Two posts in one month is a record for May of 2022. Might even shoot for three at this rate.
Yesterday I posted a hasty roundup of what’s been going on with zink.
It was not comprehensive.
What else have I been working on, you might ask.
Introducing A New Zink-enabled Platform
We all know I’m champing at the bit to further my goal of world domination with zink on all platforms, so it was only a matter of time before I branched out from the big two-point-five of desktop GPU vendors (NVIDIA, AMD, and also maybe Intel sometimes).
Thus it was that a glorious bounty descended from on high at Valve: a shiny new A630 Coachz Chromebook that runs on the open source Qualcomm driver, Turnip.
How did the initial testing go?
My initial combined, all-the-tests-at-once CTS run (KHR46, 4.6 confidential, all dEQP) yielded over 1500 crashes and over 3000 failures.
I then accidentally bricked my kernel by foolishly allowing my distro to upgrade it for me, at which point I defenestrated the device.
There were many problems, but two were glaring:
- Maximum of 4 descriptor sets allowed
- No 64-bit support
It’s tough to say which issue is a bigger problem. As zinkologists know, the preferred minimum number of descriptor sets is six:
Thus, almost all the crashes I encountered were from the tests which attempted to use shader images, as they access an out-of-bounds set.
On the other hand, while there was an amount of time in which I had to use zink without 64-bit support on my Intel machine before emulation was added at the driver level, Intel’s driver has always been helpfully tolerant of my continuing to jam 64-bit i/o into shaders without adverse effects since the backend compiler supported such operations. This was not the case with Turnip, and all I got for my laziness was crashing and failing.
Both problems were varying degrees of excruciating to fix, so I chose the one I thought would be worse to start off: descriptors.
We all know zink has various modes for its descriptor management:
- caching without templates
The default is currently the caching mode, which calculates hash values for all the descriptors being used for a draw/dispatch and then stores the sets for reuse.

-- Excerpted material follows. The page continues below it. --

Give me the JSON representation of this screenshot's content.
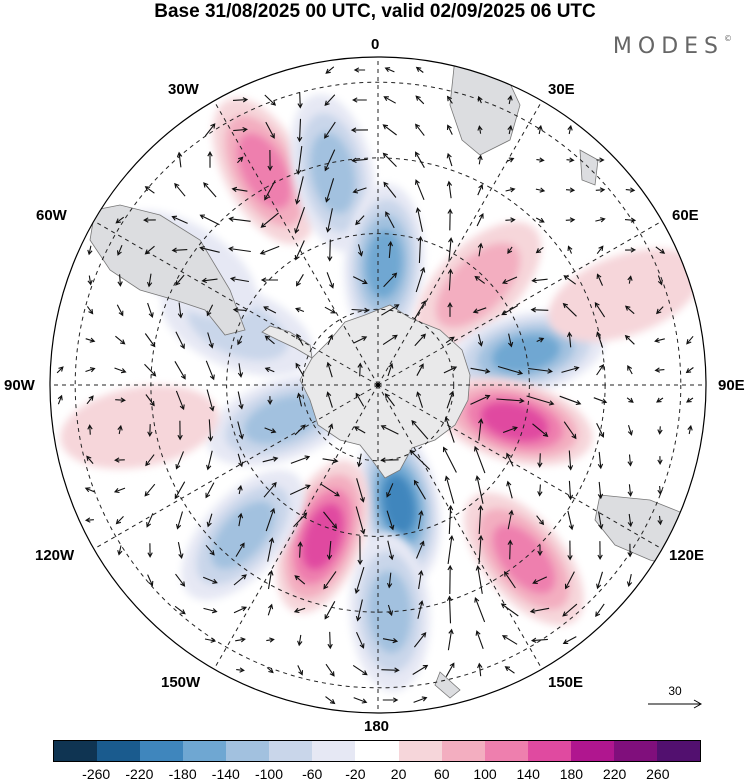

My plan was to collapse the like sets: merging UBOs and SSBOs into one set as well as Samplers and Images into another set. This would use a total of four sets including the bindless one, opening up all the features.
The project actually turniped out to be easier than expected. All I needed to do was add indirection to the existing set indexing, then modify the indirect indices on startup based on how many sets were available. In this way, accessing e.g.,
descriptor_set[SSBO] would actually access
descriptor_set[UBO] in the new compact mode, and everything else would work the same.
It was then that I remembered the tricky part of doing anything descriptor-related: updating the caching mechanism.
In time, I finally managed to settle on just merging the hash values from the merged sets just as carefully as the fusion dance must be performed, and things seemed to be working, bringing results down to just over 1000 total CTS fails.
The harder problem was actually the easier one.
Which means I’m gonna need another post.